JAVAID MALIK | Greater Kashmir, August 31, 2008

Srinagar, Aug 30: The continuous detention of pro-freedom leaders in Kashmir has left their families and general public worried as they want to know their fate.

Even their families have been denied access to meet them.

At least 100 pro-freedom leaders including chairmen of both the Hurriyat factions, Mirwaiz Umar Farooq and Syed Ali Shah Geelani, the chairman of Jammu and Kashmir Liberation Front Muhammad Yasin Malik, senior Hurriyat leader Shabir Ahmed Shah, chairperson of Dukhtarn-e-Millat, Asiya Andrabi and others have been arrested since Sunday, a day before scheduled Lal Chowk chalo march.
Altaf Ahmed Shah, son in law of ailing Hurriyat (G) chairman Syed Ali Shah Geelani told Greater Kashmir, “We’ve not been allowed to meet him since the day he was arrested. There were rumors about Geelani sahib not feeling well and he being admitted in SKIMS. There were even rumors about he was shifted to New Delhi for treatment.”

Shah said that after these rumors they approached the concerned Senior Superintendent of Police (SSP) Budgam and asked him to provide the whereabouts of the ailing leader. “He avoided us and refused to divulge the details,” he said.

Shah said that Syed Ali Geelani 78, is suffering from more than one serious ailments including cardiac problem, have only three fourth of kidney function and is asthmatic. He needs thorough medical check up on daily basis. “The criminal silence maintained by the authorities about his whereabouts and health has caused lots of worries to the family members and his party rank and file,” Shah said.
He said that he has filed a petition with head of the delegation of International Community of the Red Cross (ICRC) and has sought his intervention.

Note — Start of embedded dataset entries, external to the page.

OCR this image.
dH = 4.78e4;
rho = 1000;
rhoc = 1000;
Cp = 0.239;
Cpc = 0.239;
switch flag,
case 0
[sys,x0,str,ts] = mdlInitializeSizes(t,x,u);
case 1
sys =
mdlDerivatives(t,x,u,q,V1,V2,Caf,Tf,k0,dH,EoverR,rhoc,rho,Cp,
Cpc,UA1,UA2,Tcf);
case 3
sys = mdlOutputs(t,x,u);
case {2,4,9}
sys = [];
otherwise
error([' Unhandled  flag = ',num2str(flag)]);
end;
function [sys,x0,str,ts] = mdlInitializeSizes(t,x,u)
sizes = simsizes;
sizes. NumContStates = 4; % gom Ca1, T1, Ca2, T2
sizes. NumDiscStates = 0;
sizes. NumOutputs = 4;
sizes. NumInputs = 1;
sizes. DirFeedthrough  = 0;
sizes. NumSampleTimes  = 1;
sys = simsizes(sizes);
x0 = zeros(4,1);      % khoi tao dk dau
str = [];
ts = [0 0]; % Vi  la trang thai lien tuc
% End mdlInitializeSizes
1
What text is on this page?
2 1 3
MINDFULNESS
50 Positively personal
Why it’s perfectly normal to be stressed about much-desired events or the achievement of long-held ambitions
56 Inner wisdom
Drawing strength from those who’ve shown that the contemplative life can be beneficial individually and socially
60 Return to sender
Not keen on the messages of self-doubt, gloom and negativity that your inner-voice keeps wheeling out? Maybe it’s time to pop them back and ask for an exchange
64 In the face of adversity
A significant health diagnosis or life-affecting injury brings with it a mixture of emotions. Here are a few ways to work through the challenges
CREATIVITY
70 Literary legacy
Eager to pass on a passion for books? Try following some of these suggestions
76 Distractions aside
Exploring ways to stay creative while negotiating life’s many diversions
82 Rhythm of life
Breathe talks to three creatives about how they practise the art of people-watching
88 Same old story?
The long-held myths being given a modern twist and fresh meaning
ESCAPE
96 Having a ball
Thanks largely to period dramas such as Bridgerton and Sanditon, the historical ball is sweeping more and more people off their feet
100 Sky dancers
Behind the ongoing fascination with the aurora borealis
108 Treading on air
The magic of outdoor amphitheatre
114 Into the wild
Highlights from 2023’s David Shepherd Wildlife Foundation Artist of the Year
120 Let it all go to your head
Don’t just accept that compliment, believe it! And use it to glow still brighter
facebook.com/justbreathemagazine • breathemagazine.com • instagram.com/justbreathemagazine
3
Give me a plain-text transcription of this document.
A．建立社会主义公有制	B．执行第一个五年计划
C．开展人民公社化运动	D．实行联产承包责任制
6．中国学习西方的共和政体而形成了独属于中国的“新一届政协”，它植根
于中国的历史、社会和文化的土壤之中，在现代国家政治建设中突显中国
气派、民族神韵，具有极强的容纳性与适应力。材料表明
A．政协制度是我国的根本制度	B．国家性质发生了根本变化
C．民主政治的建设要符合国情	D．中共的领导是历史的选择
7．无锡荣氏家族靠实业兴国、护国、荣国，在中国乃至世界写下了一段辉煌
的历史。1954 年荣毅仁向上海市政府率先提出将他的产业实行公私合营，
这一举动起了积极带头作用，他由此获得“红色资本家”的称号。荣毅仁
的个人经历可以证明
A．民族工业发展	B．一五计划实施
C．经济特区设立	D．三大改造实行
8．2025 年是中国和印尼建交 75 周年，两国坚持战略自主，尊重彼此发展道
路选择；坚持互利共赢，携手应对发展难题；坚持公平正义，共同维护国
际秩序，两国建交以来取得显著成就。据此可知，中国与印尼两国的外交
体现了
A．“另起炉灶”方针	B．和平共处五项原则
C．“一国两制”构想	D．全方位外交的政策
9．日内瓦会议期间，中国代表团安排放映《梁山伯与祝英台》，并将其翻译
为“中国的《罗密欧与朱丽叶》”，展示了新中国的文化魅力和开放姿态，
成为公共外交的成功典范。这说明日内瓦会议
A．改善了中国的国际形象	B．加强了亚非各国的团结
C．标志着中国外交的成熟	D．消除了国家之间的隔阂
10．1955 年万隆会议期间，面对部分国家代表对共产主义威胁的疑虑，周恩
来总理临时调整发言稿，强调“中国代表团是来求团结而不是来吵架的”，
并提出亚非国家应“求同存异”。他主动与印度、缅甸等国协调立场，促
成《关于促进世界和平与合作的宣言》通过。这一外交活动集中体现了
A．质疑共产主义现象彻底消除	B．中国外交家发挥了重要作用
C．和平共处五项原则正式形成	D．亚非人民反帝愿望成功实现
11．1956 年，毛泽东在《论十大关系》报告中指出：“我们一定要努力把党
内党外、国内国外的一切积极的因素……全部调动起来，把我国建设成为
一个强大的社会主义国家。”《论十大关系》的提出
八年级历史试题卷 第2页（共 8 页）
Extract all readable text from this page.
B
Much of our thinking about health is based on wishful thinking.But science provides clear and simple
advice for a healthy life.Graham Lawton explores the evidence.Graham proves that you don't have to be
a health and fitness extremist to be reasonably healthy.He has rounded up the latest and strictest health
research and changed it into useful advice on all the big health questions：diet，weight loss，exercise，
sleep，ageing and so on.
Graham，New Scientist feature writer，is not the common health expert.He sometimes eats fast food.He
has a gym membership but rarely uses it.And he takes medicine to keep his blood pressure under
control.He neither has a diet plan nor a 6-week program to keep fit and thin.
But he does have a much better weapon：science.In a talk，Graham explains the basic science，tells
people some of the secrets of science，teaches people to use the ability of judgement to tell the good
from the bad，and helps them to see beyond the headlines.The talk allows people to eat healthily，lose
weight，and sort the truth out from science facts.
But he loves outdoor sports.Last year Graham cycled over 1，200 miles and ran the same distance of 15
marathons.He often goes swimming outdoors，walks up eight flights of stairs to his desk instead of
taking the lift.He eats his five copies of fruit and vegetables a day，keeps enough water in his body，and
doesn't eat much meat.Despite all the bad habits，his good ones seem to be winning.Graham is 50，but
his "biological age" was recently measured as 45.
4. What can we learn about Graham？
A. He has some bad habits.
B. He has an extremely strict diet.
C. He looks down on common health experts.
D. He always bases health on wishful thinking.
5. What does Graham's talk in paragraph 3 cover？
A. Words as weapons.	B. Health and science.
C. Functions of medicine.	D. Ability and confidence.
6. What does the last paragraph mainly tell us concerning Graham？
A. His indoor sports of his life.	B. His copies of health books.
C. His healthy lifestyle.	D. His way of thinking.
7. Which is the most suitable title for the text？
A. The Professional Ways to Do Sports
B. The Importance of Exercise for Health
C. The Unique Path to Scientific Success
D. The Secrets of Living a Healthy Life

The secretary to Mirwaiz Umar Farooq, Shahid-ul-Islam said that since Mirwaiz’s arrest authorities have not provided his whereabouts. “We’ve been running from pillar to post for knowing where he has been lodged but till now officials have not responded,” he said.

Islam said that authorities’ remaining tightlipped on Mirwaiz’s whereabouts is making party cadres and family members apprehensive about his safety. “All of us including people want to know where is Mirwaiz and how is he fearing,” Islam said.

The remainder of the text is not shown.